Após dois anos em que raramente se falava de outro assunto, a covid-19 parece ter-se esfumado do espaço mediático, onde passou a ser uma nota de rodapé, cedendo o lugar a novo tema único: a guerra na Ucrânia. Este "apagão" é preocupante porque, por mais justificações que tenhamos para focar as nossas atenções na agressão russa, e por mais desgastados que estejamos com assuntos de saúde, o vírus que desestabilizou as nossas vidas durante tanto tempo ainda não se foi embora. Nem consta que o venha a fazer tão cedo.

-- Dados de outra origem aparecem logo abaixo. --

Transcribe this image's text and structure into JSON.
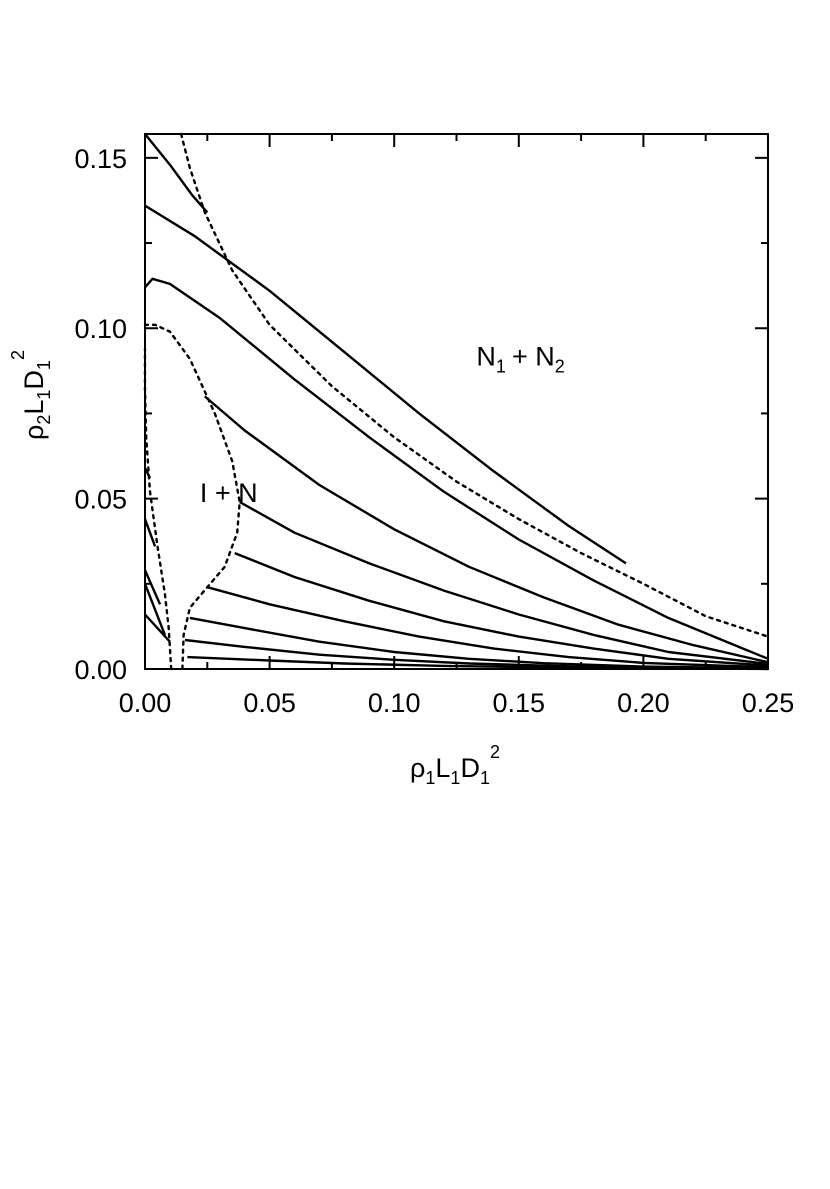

Mesmo na União Europeia, o vírus continua a causar um número significativo de casos, mantendo pressão sobre os serviços de saúde. Continuam a registar-se diariamente mortes e/ou internamentos em unidades de cuidados intensivos em praticamente todos os países, e é já claro que uma parcela da população, mais fragilizada e em alguns casos até inelegível para receber as vacinas, terá de continuar a ser alvo de medidas especiais de proteção.
O risco é que o atual desinteresse pelo tema covid-19 conduza quem tem responsabilidades nesta matéria a aligeirar os seus esforços, deixando estas pessoas sem respostas adequadas. Goste-se ou não, a pressão da opinião pública e a atenção mediática influenciam, para o bem e para o mal, quem decide.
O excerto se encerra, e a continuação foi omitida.